I haven't read those books yet (they are currently already borrowed out at my local library) but from what the LSR author describes La Mettrie saw the main factor that was keeping people from truely enjoying themselves (specifically their lust) was their own conscience, which was forced into them by their sorroundings through the transmission of social norms. However La Mettrie apparently also differentiated between a healthy, satisfying desire and a desire that's also influenced by the conscience, only that the lust derived from this desire is not satisfying, because it only exists as the destruction of the conscience and is therefore still tied to it. From this point on La Mettrie was basically hated by the philosophers of his time, because they felt the whole moral nihilism thing was bad optics for the enlightenment, so he got cancelled.
I guess the parallels to Stirner are quite obvious, and I'm really interested to read the actual works by La Mettrie himself, so it might take my time to read the next texts of the website.

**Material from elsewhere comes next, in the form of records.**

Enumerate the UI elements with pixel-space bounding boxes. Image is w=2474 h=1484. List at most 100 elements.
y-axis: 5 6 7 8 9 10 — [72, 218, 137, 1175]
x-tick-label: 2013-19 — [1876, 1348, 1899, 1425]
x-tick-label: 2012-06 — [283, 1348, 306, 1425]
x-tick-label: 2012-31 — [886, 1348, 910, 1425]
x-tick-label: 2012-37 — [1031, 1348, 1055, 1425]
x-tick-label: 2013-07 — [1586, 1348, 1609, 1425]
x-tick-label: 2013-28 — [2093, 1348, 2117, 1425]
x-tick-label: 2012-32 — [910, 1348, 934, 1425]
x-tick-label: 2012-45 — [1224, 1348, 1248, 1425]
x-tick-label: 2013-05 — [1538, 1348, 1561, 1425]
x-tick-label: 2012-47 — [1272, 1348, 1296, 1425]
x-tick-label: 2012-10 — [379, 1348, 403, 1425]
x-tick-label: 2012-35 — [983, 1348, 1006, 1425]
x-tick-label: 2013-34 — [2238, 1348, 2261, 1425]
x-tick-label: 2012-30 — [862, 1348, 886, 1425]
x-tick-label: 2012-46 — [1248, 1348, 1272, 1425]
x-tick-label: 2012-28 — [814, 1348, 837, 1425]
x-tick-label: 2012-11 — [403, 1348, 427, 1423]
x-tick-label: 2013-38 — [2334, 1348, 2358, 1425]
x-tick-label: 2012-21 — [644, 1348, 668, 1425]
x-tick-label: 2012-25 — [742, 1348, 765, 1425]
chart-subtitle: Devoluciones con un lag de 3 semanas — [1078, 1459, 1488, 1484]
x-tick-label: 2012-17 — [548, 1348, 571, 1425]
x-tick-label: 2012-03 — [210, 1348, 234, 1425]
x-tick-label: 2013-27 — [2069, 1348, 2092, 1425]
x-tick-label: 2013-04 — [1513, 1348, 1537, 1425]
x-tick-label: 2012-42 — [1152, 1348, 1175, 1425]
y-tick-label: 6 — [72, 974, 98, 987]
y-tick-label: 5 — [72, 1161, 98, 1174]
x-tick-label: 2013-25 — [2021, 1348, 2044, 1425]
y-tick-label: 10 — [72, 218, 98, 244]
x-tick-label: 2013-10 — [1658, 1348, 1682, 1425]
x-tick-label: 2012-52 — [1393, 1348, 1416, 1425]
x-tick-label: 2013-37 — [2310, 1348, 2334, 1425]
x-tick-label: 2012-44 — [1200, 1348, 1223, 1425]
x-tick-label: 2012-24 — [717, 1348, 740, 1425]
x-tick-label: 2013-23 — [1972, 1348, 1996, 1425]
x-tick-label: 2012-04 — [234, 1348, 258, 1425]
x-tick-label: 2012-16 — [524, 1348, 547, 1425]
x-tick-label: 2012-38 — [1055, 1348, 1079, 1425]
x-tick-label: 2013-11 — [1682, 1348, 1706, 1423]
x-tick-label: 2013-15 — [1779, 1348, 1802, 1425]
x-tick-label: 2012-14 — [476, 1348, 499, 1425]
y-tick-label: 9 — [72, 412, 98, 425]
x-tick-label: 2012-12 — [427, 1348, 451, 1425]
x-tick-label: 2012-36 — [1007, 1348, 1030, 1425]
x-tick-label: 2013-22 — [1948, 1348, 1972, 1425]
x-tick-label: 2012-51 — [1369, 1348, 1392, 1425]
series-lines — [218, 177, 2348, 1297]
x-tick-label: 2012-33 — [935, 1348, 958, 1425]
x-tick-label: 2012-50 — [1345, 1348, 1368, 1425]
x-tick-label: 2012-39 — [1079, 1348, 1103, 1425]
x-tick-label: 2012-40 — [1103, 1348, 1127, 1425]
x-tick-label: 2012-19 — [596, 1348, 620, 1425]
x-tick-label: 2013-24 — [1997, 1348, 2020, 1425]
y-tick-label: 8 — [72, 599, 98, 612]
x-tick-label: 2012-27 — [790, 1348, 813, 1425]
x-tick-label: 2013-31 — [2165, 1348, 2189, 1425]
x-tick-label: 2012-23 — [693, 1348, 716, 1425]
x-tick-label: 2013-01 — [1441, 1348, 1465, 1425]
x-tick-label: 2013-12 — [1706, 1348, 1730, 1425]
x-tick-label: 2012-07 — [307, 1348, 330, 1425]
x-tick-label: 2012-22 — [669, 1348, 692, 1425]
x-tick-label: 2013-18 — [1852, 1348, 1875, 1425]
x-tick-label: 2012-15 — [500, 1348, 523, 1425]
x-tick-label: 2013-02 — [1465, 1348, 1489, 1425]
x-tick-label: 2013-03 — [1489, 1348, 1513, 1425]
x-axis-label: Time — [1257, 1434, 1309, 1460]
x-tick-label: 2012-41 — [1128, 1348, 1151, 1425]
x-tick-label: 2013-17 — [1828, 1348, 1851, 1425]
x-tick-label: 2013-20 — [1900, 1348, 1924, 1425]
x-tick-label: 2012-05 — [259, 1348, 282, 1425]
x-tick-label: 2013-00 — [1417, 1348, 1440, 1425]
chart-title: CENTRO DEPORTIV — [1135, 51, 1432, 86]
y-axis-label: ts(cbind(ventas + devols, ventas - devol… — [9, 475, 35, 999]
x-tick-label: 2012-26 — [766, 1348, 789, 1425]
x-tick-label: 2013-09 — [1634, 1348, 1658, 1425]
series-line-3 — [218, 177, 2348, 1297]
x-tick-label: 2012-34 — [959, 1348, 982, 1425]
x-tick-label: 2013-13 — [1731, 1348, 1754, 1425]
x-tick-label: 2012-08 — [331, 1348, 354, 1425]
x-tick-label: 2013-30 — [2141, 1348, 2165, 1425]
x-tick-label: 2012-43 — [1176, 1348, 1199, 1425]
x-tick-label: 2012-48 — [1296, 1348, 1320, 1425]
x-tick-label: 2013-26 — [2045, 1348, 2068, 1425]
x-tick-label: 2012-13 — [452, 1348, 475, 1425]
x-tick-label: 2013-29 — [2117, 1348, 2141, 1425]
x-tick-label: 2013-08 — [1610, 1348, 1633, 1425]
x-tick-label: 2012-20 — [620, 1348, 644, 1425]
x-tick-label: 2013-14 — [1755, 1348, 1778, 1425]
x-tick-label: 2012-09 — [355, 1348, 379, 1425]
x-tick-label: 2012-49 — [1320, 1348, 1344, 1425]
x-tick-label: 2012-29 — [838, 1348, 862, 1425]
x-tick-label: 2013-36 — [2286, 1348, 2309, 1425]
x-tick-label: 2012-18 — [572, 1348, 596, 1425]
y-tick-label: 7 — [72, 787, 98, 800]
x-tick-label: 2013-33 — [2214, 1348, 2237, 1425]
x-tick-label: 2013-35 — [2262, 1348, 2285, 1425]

I also read 2 stirner articles,the one about nietzsche knowing stirner and 'Die Negation des irrationalen Über-Ichs bei Stirner', or 'Stirner's negation of the irrational super-ego', which tried to interpret Stirner as an 'anarchist' 'pedagogue'. The idea here is that Stirners concept of 'Der Eigner' or 'the owner/unique' could be used as the groundwork for an education that doesn't have the implementation of certain values and norms into a child as it's goal, but the support of the child in developing itself into a unique one. If there is interest, I can go deeper here, but alot of this is similar to other secondery literature on Stirner which alot of people here might already know. The important point as fas as LSR goes is that this new form of raising children is essential in realising the project of the second enlightenment, and the both the traditional enlightenment theorists and modern educational science normative views are part of the reason the original enlightenment failed.